Bristol Police Share Insights About Speeding and Accident Reconstruction

The third week of Bristol's Citizens Police Academy focused on the methods of traffic enforcement and accident reconstruction.

During the third week of Bristol's Citizens Police Academy, Patrolman George Lefebvre explained the use of tools in traffic enforcement and the usefulness of accident reconstruction.

According to statistics presented during the class, the leading causes of fatal accidents are speeding, driving under the influence and usage of cell phones (texting).

"Fatalities are definitely higher when speeding is involved," said Lefebvre, who pointed out that although speeding in a passenger vehicle is dangerous, speeding on a motorcycle is even more hazardous. "The bikes today can go so fast and everyone is out there just trying to have fun, but it can be very dangerous."

In attempts to deter people from speeding, police departments around the country use cameras, stationary radars and radar guns that can shoot out lasers or waves that can transmit and calculate the speed of a vehicle.

If police arrive on the site of an accident, obviously a radar gun is useless.
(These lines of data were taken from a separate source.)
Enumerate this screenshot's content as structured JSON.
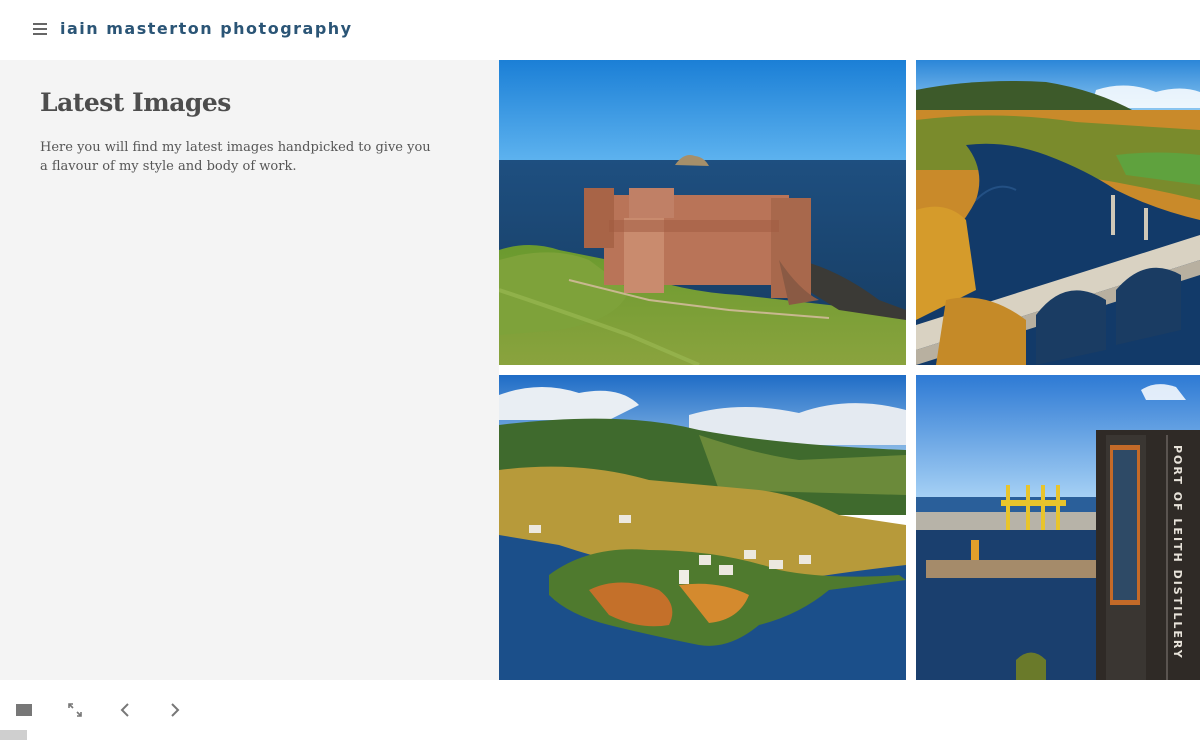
{
  "header": {
    "site_title": "iain masterton photography",
    "menu_icon": "hamburger-menu-icon"
  },
  "main": {
    "title": "Latest Images",
    "intro": "Here you will find my latest images handpicked to give you a flavour of my style and body of work."
  },
  "gallery": {
    "images": [
      {
        "subject": "coastal castle ruin aerial"
      },
      {
        "subject": "river bridge autumn aerial"
      },
      {
        "subject": "lochside village autumn aerial"
      },
      {
        "subject": "distillery tower harbour"
      }
    ],
    "distillery_sign": "PORT OF LEITH DISTILLERY"
  },
  "controls": {
    "icons": [
      "stop-icon",
      "fullscreen-icon",
      "chevron-left-icon",
      "chevron-right-icon"
    ]
  },
  "colors": {
    "title_blue": "#2b5576",
    "panel_bg": "#f4f4f4",
    "heading_text": "#4d4d4d"
  }
}
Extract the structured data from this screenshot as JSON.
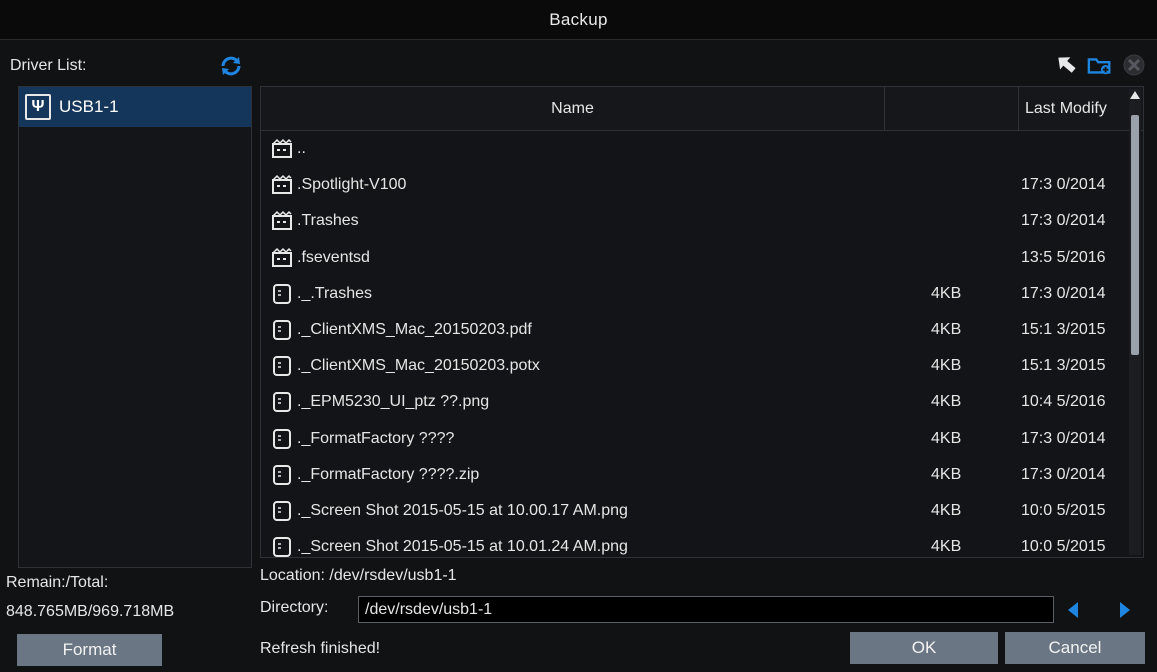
{
  "window": {
    "title": "Backup"
  },
  "driver_list": {
    "label": "Driver List:",
    "items": [
      {
        "name": "USB1-1",
        "icon": "usb-icon",
        "selected": true
      }
    ]
  },
  "toolbar": {
    "icons": [
      "back-arrow-icon",
      "new-folder-icon",
      "delete-icon"
    ]
  },
  "file_table": {
    "columns": {
      "name": "Name",
      "size": "",
      "modified": "Last Modify"
    },
    "rows": [
      {
        "type": "folder",
        "name": "..",
        "size": "",
        "modified": ""
      },
      {
        "type": "folder",
        "name": ".Spotlight-V100",
        "size": "",
        "modified": "0/2014 17:3"
      },
      {
        "type": "folder",
        "name": ".Trashes",
        "size": "",
        "modified": "0/2014 17:3"
      },
      {
        "type": "folder",
        "name": ".fseventsd",
        "size": "",
        "modified": "5/2016 13:5"
      },
      {
        "type": "file",
        "name": "._.Trashes",
        "size": "4KB",
        "modified": "0/2014 17:3"
      },
      {
        "type": "file",
        "name": "._ClientXMS_Mac_20150203.pdf",
        "size": "4KB",
        "modified": "3/2015 15:1"
      },
      {
        "type": "file",
        "name": "._ClientXMS_Mac_20150203.potx",
        "size": "4KB",
        "modified": "3/2015 15:1"
      },
      {
        "type": "file",
        "name": "._EPM5230_UI_ptz ??.png",
        "size": "4KB",
        "modified": "5/2016 10:4"
      },
      {
        "type": "file",
        "name": "._FormatFactory ????",
        "size": "4KB",
        "modified": "0/2014 17:3"
      },
      {
        "type": "file",
        "name": "._FormatFactory ????.zip",
        "size": "4KB",
        "modified": "0/2014 17:3"
      },
      {
        "type": "file",
        "name": "._Screen Shot 2015-05-15 at 10.00.17 AM.png",
        "size": "4KB",
        "modified": "5/2015 10:0"
      },
      {
        "type": "file",
        "name": "._Screen Shot 2015-05-15 at 10.01.24 AM.png",
        "size": "4KB",
        "modified": "5/2015 10:0"
      }
    ]
  },
  "storage": {
    "label": "Remain:/Total:",
    "value": "848.765MB/969.718MB"
  },
  "location": {
    "text": "Location: /dev/rsdev/usb1-1"
  },
  "directory": {
    "label": "Directory:",
    "value": "/dev/rsdev/usb1-1"
  },
  "status": {
    "text": "Refresh finished!"
  },
  "buttons": {
    "format": "Format",
    "ok": "OK",
    "cancel": "Cancel"
  },
  "colors": {
    "accent_blue": "#1e86e0",
    "selected_row": "#14365a",
    "button_bg": "#6a7684"
  }
}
But with the use of witness and driver testimony and the use of accident reconstruction methods, police can determine exactly what happened, down to the speed the vehicles were traveling.

"The car will tell you what happened in an accident," Lefebvre said. He explained that filament is contained in a light bulb that will move when the bulb is broken during an accident and will show the direction that the car moved.

Police will secure the area to preserve the scene after an accident to take photos and measurements of skid marks, location of the vehicles and debris. Accident reconstruction is not necessary for every accident, but the ability to do so is largely beneficial when it comes to severe accidents and can be of aid for insurance purposes.